A coalition of transparency advocacy groups filed a Freedom of Information Act (FOIA) request to compel President Trump's protective detail to turn over the names of individuals that he is meeting.
The scope of the FOIA action includes visitor names and the dates they met with the President at the White House and at other Trump residences: Mar-a-Lago in Florida, and Trump Tower in New York.
The lawsuit was initiated by the liberal non-profit group Citizens for Responsibility and Ethics in Washington (CREW). The National Security Archive and Columbia University's Knight First Amendment Institute are plaintiffs alongside CREW.
The US Secret Service, under the purview of the Department of Homeland Security, maintains the logs. The agency, according to CREW, "has refused to turn them over in response to FOIA requests."
CREW's Executive Director Noah Bookbinder said in a press release that that they "had no choice but to sue."
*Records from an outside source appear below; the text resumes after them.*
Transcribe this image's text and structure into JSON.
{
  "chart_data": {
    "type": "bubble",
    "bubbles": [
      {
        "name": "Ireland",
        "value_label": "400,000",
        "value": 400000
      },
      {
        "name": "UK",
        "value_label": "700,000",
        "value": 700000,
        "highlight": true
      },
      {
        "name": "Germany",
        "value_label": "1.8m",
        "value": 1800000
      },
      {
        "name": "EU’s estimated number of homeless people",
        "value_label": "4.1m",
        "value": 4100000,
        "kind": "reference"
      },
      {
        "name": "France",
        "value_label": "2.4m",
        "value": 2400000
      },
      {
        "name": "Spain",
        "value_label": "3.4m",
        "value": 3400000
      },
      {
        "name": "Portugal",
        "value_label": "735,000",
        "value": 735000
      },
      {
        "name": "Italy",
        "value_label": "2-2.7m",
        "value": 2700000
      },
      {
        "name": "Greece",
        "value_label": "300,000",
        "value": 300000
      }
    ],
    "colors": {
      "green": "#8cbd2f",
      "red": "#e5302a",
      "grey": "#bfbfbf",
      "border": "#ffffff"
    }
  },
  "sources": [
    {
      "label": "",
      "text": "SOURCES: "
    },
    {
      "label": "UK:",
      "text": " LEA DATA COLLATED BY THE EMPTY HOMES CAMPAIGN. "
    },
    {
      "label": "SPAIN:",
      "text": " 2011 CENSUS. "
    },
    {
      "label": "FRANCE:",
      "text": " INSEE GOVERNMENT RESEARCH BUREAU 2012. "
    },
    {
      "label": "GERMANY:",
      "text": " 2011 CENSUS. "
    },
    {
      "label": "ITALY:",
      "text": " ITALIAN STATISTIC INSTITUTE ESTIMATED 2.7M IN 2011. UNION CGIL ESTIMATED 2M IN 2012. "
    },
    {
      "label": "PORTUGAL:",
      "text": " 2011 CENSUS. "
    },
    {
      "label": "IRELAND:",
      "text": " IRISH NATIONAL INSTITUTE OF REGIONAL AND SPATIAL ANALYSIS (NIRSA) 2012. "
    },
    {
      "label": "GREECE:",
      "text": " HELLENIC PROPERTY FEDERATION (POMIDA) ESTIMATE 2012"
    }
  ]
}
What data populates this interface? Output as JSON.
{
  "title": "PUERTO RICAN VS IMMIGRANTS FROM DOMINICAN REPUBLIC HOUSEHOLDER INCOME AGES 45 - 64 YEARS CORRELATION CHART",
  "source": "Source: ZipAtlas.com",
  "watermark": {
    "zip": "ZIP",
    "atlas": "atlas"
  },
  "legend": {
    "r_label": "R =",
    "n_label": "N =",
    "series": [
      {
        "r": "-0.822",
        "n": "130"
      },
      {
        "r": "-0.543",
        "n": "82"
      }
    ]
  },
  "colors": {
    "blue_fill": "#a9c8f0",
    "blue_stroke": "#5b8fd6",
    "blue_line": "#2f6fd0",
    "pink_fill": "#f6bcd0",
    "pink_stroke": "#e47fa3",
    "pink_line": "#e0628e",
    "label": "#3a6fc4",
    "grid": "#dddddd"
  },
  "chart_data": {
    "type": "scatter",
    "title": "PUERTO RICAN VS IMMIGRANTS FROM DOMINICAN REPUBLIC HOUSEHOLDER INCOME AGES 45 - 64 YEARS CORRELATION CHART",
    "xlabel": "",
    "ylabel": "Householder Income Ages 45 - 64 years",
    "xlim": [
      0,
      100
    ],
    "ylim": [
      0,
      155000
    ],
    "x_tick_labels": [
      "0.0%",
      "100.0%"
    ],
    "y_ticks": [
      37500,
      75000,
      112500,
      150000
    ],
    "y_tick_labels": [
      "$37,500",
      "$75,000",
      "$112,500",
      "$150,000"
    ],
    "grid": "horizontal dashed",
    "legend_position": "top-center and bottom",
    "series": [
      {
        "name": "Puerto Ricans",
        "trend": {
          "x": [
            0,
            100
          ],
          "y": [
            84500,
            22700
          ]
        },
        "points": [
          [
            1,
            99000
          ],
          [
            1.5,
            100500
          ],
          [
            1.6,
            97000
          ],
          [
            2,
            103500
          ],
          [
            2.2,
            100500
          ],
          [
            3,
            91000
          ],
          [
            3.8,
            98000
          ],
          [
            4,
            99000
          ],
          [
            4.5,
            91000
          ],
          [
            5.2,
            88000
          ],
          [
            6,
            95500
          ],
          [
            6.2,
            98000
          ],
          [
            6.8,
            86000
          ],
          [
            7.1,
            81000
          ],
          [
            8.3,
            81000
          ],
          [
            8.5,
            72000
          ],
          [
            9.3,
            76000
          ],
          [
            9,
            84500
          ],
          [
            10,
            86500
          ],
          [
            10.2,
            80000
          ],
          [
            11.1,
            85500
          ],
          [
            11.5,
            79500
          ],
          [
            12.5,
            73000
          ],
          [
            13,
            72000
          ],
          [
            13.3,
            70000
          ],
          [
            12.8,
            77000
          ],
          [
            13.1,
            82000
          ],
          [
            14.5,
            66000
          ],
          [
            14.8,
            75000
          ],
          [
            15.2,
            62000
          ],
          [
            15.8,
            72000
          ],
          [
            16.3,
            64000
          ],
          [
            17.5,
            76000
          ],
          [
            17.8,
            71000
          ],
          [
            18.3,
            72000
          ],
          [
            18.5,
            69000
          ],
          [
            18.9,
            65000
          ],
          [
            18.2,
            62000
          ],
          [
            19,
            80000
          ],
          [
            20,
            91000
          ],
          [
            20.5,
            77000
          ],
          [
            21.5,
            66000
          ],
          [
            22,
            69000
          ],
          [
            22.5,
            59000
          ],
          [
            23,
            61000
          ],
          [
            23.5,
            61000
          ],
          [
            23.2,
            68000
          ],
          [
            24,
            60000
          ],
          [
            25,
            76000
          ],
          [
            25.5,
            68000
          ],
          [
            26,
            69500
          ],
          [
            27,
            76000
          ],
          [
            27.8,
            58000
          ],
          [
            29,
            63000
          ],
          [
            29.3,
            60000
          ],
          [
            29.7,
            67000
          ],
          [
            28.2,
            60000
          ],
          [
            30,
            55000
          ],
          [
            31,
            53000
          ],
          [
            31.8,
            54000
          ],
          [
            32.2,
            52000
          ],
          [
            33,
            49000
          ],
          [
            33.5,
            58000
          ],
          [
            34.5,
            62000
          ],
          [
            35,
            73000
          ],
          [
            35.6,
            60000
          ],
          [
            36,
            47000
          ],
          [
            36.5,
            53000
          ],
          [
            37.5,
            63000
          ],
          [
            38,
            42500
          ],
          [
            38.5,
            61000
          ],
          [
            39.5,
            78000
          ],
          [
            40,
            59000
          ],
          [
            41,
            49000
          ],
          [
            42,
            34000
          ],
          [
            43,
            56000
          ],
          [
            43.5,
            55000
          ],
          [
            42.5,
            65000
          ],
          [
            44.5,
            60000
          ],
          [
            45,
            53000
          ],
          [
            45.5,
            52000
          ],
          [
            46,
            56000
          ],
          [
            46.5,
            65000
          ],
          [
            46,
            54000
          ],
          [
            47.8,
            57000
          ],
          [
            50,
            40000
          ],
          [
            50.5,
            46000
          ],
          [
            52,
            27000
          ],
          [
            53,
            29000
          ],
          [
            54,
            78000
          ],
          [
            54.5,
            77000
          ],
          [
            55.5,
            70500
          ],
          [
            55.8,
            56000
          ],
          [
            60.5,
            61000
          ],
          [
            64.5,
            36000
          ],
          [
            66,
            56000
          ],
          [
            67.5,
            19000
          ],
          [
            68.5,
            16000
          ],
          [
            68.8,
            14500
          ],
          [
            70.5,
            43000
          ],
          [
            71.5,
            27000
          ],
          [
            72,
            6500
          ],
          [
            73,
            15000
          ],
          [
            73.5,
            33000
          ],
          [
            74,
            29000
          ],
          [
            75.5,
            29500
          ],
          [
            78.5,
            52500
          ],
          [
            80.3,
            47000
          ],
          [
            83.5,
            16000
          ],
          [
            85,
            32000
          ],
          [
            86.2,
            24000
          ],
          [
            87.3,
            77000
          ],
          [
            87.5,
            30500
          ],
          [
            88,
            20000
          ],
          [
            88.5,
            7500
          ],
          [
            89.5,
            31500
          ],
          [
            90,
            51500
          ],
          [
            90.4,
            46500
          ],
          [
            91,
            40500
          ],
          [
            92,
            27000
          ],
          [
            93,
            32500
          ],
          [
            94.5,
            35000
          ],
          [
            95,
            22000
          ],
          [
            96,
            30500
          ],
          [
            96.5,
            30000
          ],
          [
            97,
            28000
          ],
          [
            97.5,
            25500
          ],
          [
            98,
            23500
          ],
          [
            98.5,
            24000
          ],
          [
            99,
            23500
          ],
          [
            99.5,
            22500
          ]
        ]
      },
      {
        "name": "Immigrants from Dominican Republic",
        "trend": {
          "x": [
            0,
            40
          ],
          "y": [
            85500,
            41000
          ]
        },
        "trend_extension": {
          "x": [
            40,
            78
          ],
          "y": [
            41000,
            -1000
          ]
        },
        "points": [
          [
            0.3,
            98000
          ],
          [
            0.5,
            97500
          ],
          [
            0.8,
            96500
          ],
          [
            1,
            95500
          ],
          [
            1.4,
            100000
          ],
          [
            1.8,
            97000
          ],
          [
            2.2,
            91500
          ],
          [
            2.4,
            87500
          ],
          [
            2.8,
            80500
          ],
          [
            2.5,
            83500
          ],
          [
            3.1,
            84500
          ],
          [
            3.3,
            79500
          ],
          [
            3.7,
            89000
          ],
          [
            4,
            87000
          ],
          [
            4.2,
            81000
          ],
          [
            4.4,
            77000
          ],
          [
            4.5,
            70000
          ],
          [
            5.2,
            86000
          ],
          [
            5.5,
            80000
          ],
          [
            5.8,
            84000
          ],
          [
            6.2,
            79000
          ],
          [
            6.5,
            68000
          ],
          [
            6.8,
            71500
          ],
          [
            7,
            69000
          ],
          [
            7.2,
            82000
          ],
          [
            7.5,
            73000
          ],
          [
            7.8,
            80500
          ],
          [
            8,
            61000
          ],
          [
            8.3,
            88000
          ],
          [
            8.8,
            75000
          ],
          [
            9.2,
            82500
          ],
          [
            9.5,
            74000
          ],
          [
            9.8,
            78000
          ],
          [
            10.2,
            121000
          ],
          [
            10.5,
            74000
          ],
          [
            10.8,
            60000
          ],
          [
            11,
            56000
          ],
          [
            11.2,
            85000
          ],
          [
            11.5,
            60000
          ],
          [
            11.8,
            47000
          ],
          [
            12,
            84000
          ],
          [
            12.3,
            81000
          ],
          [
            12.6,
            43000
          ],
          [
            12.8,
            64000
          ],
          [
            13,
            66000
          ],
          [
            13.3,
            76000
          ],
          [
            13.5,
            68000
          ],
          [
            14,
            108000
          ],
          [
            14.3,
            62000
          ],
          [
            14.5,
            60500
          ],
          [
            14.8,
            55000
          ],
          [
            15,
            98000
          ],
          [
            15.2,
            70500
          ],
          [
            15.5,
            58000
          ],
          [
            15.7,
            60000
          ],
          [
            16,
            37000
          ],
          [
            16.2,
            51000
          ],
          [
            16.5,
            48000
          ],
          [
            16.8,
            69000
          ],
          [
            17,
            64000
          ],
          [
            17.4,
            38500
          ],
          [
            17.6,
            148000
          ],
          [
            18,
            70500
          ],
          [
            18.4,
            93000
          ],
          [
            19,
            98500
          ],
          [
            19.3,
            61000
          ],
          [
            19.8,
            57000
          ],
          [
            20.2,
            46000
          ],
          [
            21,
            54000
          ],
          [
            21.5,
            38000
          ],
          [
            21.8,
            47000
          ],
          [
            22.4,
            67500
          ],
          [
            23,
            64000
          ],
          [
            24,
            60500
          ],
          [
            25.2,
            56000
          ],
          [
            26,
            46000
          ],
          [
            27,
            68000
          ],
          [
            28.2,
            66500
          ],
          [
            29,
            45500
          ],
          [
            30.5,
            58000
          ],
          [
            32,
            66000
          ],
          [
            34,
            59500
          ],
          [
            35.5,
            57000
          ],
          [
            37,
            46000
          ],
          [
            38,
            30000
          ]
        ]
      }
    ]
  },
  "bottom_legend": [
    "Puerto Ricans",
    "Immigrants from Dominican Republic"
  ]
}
"We hoped that the Trump administration would follow the precedent of the Obama administration and continue to release visitor logs, but unfortunately they have not," he added.
Former President Obama, several months into his first term, agreed to release White House visitor logs on a monthly basis, following a similar lawsuit by CREW. The group is now seeking those same records, in addition to the comings-and-goings at Trump's private properties in Manhattan and Palm Beach.
National Security Archive Director Tom Blanton noted that "President Obama routinely released the data we're seeking with no damage to presidential privilege."
The lawsuit includes a request for records dating back to the Obama administration. The FOIA request was first made on January 23, seeking records about a Mexican delegation that visited the White House prior to Trump's inauguration.
Referenced in the legal filing is a letter that eight Democratic Senators wrote to the White House in March, calling on it to continue to the Obama administration's tradition of rolling visitor log releases. The lawmakers also inquired with Secret Service about the screening measures for private members of Mar-a-Lago.
Their letter specifically mentioned an incident at one of Trump's golf clubs in Bedminster, NJ, when audio leaked of then President-elect Trump "inviting members to 'come around' as he interviews people to serve in his administration."
Democrats have been raising the issue of Trump's associations both during the transition period, as guests were shuffled in and out of Trump Towers to meet the incoming President, and after he assumed office.
Adding fuel to suspicions about Trump's contacts is an active FBI investigation announced last month by James Comey. The Bureau's director informed Congress that federal investigators are looking into whether associates of Trump's presidential campaign were coordinating with alleged Russian efforts to interfere in the US presidential election.